OFFICIAL Group Buy UF-1504, UF-1504 host, UF-1405, tail switch, 26650 batteries DISCOUNT CODES EXPIRED!!!!!!!!

My data can provide more than educated guesses, they provide usable data on the led. In other words, it is quite usable to calculate what happens inside a flashlight. Just the lumen calibration is debatable. The educated guess part is what else happens in your flashlight: the light loss inside a flashlight from reflector, lens and temperature sag, the resistances on various places, some variation in led binning.

If you use my emitter switch and spring data combined with HKJ's battery data you know close to what will be the current.
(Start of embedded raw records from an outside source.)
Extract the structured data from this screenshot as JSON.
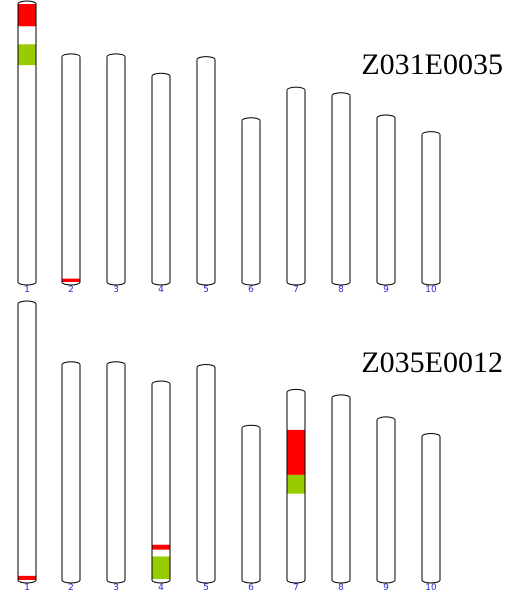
{
  "colors": {
    "outline": "#000000",
    "fill": "#ffffff",
    "red_segment": "#ff0000",
    "green_segment": "#99cc00",
    "number_text": "#2a2ad8"
  },
  "panels": [
    {
      "label": "Z031E0035",
      "chromosomes": [
        {
          "number": "1",
          "relative_length": 1.0,
          "segments": [
            {
              "color": "red",
              "start": 0.0,
              "end": 0.08
            },
            {
              "color": "green",
              "start": 0.145,
              "end": 0.22
            }
          ]
        },
        {
          "number": "2",
          "relative_length": 0.81,
          "segments": [
            {
              "color": "red",
              "start": 0.985,
              "end": 1.0
            }
          ]
        },
        {
          "number": "3",
          "relative_length": 0.81,
          "segments": []
        },
        {
          "number": "4",
          "relative_length": 0.74,
          "segments": []
        },
        {
          "number": "5",
          "relative_length": 0.8,
          "segments": []
        },
        {
          "number": "6",
          "relative_length": 0.58,
          "segments": []
        },
        {
          "number": "7",
          "relative_length": 0.69,
          "segments": []
        },
        {
          "number": "8",
          "relative_length": 0.67,
          "segments": []
        },
        {
          "number": "9",
          "relative_length": 0.59,
          "segments": []
        },
        {
          "number": "10",
          "relative_length": 0.53,
          "segments": []
        }
      ]
    },
    {
      "label": "Z035E0012",
      "chromosomes": [
        {
          "number": "1",
          "relative_length": 1.0,
          "segments": [
            {
              "color": "red",
              "start": 0.985,
              "end": 1.0
            }
          ]
        },
        {
          "number": "2",
          "relative_length": 0.78,
          "segments": []
        },
        {
          "number": "3",
          "relative_length": 0.78,
          "segments": []
        },
        {
          "number": "4",
          "relative_length": 0.71,
          "segments": [
            {
              "color": "red",
              "start": 0.82,
              "end": 0.845
            },
            {
              "color": "green",
              "start": 0.88,
              "end": 0.995
            }
          ]
        },
        {
          "number": "5",
          "relative_length": 0.77,
          "segments": []
        },
        {
          "number": "6",
          "relative_length": 0.55,
          "segments": []
        },
        {
          "number": "7",
          "relative_length": 0.68,
          "segments": [
            {
              "color": "red",
              "start": 0.2,
              "end": 0.44
            },
            {
              "color": "green",
              "start": 0.44,
              "end": 0.54
            }
          ]
        },
        {
          "number": "8",
          "relative_length": 0.66,
          "segments": []
        },
        {
          "number": "9",
          "relative_length": 0.58,
          "segments": []
        },
        {
          "number": "10",
          "relative_length": 0.52,
          "segments": []
        }
      ]
    }
  ]
}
In this case: say that you aim for 5A for an old batch XP-G2 (which is very close to maximum output) you can see in my most recent XP-G2 test that the led voltage is 3.7V.
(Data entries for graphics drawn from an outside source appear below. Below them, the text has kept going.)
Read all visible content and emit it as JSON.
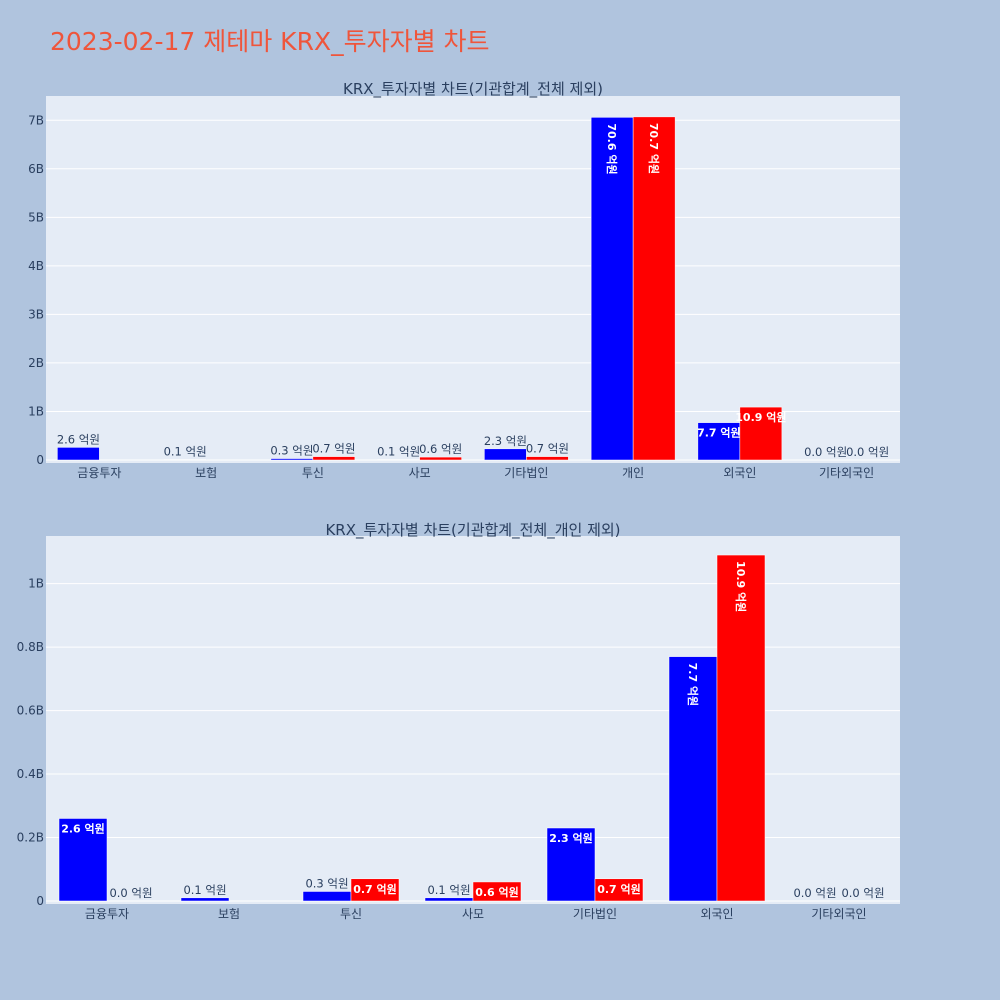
{
  "page_title": "2023-02-17 제테마 KRX_투자자별 차트",
  "colors": {
    "series_a": "#0000ff",
    "series_b": "#ff0000",
    "background": "#b0c4de",
    "plot_bg": "#e5ecf6",
    "title": "#ef553b"
  },
  "chart_data": [
    {
      "type": "bar",
      "title": "KRX_투자자별 차트(기관합계_전체 제외)",
      "categories": [
        "금융투자",
        "보험",
        "투신",
        "사모",
        "기타법인",
        "개인",
        "외국인",
        "기타외국인"
      ],
      "series": [
        {
          "values": [
            260000000,
            10000000,
            30000000,
            10000000,
            230000000,
            7060000000,
            770000000,
            0
          ],
          "labels": [
            "2.6 억원",
            "0.1 억원",
            "0.3 억원",
            "0.1 억원",
            "2.3 억원",
            "70.6 억원",
            "7.7 억원",
            "0.0 억원"
          ]
        },
        {
          "values": [
            0,
            0,
            70000000,
            60000000,
            70000000,
            7070000000,
            1090000000,
            0
          ],
          "labels": [
            "",
            "",
            "0.7 억원",
            "0.6 억원",
            "0.7 억원",
            "70.7 억원",
            "10.9 억원",
            "0.0 억원"
          ]
        }
      ],
      "ylim": [
        0,
        7500000000
      ],
      "yticks": [
        0,
        1000000000,
        2000000000,
        3000000000,
        4000000000,
        5000000000,
        6000000000,
        7000000000
      ],
      "ytick_labels": [
        "0",
        "1B",
        "2B",
        "3B",
        "4B",
        "5B",
        "6B",
        "7B"
      ],
      "grid": true
    },
    {
      "type": "bar",
      "title": "KRX_투자자별 차트(기관합계_전체_개인 제외)",
      "categories": [
        "금융투자",
        "보험",
        "투신",
        "사모",
        "기타법인",
        "외국인",
        "기타외국인"
      ],
      "series": [
        {
          "values": [
            260000000,
            10000000,
            30000000,
            10000000,
            230000000,
            770000000,
            0
          ],
          "labels": [
            "2.6 억원",
            "0.1 억원",
            "0.3 억원",
            "0.1 억원",
            "2.3 억원",
            "7.7 억원",
            "0.0 억원"
          ]
        },
        {
          "values": [
            0,
            0,
            70000000,
            60000000,
            70000000,
            1090000000,
            0
          ],
          "labels": [
            "0.0 억원",
            "",
            "0.7 억원",
            "0.6 억원",
            "0.7 억원",
            "10.9 억원",
            "0.0 억원"
          ]
        }
      ],
      "ylim": [
        0,
        1150000000
      ],
      "yticks": [
        0,
        200000000,
        400000000,
        600000000,
        800000000,
        1000000000
      ],
      "ytick_labels": [
        "0",
        "0.2B",
        "0.4B",
        "0.6B",
        "0.8B",
        "1B"
      ],
      "grid": true
    }
  ]
}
With bypassed springs, wire losses and switch losses taken into account (if done well, it might be no more than 0.15V), the battery must provide 3.85V. Use a high drain cell, like the Keeppower 4200mAh, and at 5A it gives off 4.0V initially, 3.8V after 10 minutes. The actual current in your flashlight will thus be higher than 5A, but at 6A the led voltage is already 4.05V, so there's no cell that will kill it.

If anything is less than ideal, like a lower drain cell, a higher voltage led from a newer Cree batch, or thinner led wires, or a non-copper braided spring (at 5A: steel->0.25V, copper alloy->0.08V) you will not probably be below 5A.